|pine trees everywhere
Just a short distance away from the resort, sits the forestry's museum. The displays give a fair bit of information on the Malaysian forests. However, a number of displays do not have English placards and can be frustrating for some. There is also a section dedicated to wildlife found within the Jerai Forest Reserve area. Guides can be arranged for trekking expeditions in the reserve park through the rangers at the forestry's museum.
Dusky Leaf Monkeys are common around the area and can often be seen feeding on trees at the quieter end of the road leading to the old shrine at the peak. Its unfortunate that the old Hindu shrine, believed to date from the 7th century CE is off limits to the public. There is now a telecommunications tower located by the shrine. The nine square foundation blocks constituting the shrine is believed to be hearths which some archaeologists believe they might be connected with the nine sacred planets of Hinduism, or Navagrahas.
|pitcher plants line the pathway
Many centuries later, Gunung Jerai was again used for strategic means.
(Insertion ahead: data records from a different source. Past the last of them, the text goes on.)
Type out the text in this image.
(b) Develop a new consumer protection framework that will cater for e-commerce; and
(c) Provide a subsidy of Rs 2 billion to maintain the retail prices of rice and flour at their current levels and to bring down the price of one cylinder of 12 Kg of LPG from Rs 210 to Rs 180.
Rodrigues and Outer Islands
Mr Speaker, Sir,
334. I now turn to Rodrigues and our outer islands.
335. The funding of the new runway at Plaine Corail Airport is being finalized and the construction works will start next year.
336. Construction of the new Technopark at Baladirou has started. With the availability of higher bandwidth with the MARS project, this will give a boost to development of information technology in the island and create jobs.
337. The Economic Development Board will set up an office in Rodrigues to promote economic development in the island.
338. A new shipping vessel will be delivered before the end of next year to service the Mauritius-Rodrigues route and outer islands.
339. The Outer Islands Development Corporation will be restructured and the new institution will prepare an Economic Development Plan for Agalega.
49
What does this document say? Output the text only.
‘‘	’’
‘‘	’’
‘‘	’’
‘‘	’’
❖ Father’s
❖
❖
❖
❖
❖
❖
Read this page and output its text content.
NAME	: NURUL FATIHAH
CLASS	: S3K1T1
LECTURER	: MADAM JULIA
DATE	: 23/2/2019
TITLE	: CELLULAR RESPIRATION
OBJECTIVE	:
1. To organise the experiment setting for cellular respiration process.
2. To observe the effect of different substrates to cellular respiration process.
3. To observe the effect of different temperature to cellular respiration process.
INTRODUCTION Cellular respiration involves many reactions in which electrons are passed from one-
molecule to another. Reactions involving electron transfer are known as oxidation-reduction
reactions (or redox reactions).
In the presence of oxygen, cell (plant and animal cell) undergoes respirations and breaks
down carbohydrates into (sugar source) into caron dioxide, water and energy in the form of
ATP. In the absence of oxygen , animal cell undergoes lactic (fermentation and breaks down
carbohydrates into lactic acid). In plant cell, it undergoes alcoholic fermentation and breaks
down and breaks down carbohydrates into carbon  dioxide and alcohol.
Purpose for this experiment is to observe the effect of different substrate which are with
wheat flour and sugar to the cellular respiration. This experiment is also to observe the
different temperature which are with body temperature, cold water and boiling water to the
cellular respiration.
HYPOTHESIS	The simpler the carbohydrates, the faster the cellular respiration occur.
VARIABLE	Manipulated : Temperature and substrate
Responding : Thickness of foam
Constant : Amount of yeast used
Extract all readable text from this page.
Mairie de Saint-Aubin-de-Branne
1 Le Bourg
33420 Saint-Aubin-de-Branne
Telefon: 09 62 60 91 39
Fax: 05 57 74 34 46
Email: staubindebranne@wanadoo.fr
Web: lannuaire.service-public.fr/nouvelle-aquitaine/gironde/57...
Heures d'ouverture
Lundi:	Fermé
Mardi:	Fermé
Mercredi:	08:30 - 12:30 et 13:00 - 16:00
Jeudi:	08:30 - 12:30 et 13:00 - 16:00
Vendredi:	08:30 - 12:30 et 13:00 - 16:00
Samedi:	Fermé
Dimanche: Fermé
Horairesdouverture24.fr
During World War 11, the British army built trenches close to the peak where the lay in wait for the enemy coming in from the sea. The trenches are still there, snaking its way along the slopes of Jerai. Unfortunately, some of the historical sites and a number of sites associated with local myths are left in poor condition. Disposables such as plastic containers, bags etc are strewn all over. It's best to stick to the outer areas of the reserve, where fewer visitors roam and therefore you can appreciate the true beauty of the place minus the unsightly human contributions. There was once a time when it was suggested that a 10,000 step walkway be constructed from the base to the peak. (Horrors!). All that has stopped now thankfully and the jungle is once more as it should be - natural.